Thursday, 22 April 2021

Saving Hanno by Miriam Halahmy, reviewed by Pippa Goodhart



Eight-year-old Rudi lives with his family in a flat in Frankfurt. Just a normal family … except that this is 1938, and Hitler’s Nazi party is on the rise. And Rudi’s family are Jewish.


Miriam Halahmy has taken a huge and terrible moment in human history, and scaled it down to a size and treatment suited to readers of perhaps 7-10 years old. She’s focussed Rudi’s story on two aspects of the build-up to World War Two which particularly affected children. 


Rudi, longing just to play with his friend and his dog Hanno, finds that life is changing. His nice teacher is replaced by a Nazi teacher who picks on the Jewish children. Rudi’s dad has lost his journalist job. It’s being made hard for Jews to get good food. And the threat is very much of worse to come. So Rudi and his big sister Lotte are put by their parents onto one of the Kindertransport trains to safety outside Germany. Hanno isn’t allowed on the train, but Rudi is promised that the dog will be quarantined and will join him in Britain.  


Rudi and Hanno start to settle into life in England (Lotte has it harder in another household), making friends, learning the language, and eating strange new foods. But then comes the second great threat to Hanno. The British government says that pets must be culled in order to preserve food for people when German bombing begins. 750,000 cats, dogs and other pets were killed. Rudi’s nice foster parents intend to comply and have Hanno ‘put down’, especially since Rudi is about to be evacuated out of London to another home. So Rudi and his new friend decide they must save Hanno…  
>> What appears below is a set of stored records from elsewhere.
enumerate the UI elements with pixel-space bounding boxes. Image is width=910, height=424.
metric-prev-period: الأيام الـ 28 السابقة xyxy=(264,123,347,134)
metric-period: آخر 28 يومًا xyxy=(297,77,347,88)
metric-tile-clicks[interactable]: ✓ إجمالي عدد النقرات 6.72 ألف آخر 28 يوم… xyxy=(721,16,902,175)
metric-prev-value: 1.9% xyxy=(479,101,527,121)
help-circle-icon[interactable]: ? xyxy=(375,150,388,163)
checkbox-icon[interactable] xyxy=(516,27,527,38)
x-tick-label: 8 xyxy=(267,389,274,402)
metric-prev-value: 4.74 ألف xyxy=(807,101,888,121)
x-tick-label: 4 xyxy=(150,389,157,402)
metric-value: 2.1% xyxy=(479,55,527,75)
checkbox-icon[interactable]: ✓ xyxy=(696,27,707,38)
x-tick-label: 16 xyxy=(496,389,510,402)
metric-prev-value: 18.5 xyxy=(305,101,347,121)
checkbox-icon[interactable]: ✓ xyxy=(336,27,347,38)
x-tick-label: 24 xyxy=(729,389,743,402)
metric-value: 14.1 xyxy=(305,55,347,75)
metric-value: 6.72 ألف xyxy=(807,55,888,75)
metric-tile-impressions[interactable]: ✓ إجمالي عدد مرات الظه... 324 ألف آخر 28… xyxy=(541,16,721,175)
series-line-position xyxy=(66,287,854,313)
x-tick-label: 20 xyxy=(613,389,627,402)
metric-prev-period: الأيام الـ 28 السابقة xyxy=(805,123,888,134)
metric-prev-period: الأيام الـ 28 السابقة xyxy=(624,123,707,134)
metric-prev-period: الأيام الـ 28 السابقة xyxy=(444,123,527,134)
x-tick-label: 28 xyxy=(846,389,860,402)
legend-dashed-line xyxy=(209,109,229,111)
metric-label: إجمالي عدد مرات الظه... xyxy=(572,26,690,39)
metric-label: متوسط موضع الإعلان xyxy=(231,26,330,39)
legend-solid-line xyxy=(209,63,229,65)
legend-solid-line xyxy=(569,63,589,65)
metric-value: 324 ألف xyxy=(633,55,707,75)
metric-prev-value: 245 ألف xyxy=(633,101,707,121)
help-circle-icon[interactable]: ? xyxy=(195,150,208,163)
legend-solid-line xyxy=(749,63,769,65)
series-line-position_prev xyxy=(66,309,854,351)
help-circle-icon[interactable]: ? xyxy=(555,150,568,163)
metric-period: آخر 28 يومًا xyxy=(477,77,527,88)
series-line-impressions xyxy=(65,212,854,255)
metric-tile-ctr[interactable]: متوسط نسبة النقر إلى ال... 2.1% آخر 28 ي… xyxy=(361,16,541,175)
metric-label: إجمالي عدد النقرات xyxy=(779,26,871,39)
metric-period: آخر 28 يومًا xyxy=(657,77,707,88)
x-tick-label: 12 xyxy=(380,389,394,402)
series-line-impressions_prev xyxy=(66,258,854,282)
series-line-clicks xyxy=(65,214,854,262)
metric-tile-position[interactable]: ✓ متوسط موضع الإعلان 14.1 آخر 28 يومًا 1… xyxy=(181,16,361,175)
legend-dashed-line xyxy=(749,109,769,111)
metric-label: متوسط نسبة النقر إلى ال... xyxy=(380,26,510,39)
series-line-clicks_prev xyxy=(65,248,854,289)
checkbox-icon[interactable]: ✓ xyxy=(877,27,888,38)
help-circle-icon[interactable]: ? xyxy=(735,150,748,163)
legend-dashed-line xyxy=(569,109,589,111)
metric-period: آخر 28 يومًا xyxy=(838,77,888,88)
(Miriam Halahmy’s novel ‘Emergency Zoo’ meshes with this story, focussing on the girls who set up the pet-saving plot that saves Hanno and other animals.)  


This story can be read as an adventure about a boy and his dog. Or it can be thought about and explored and discussed as a rare example of historical fiction for younger middle grade readers. Why are those children having to wear a star that marks them out? Why do they all rip their stars off, and trample on them, when the Kindertransport train gets over the border from Germany to Holland? What must it be like to be surrounded by people talking a language you don’t understand? If you’ve seen soldiers attacking innocent people, how will you feel when you next see somebody in military or police uniform?


This is a story about war and racism and being a refugee, about people going out of their way to be cruel, but also of people going out of their way to be kind. It’s about how a big sister’s love and a beloved pet can make all the difference when leaving parents behind. And it’s beautifully illustrated by Karin Littlewood.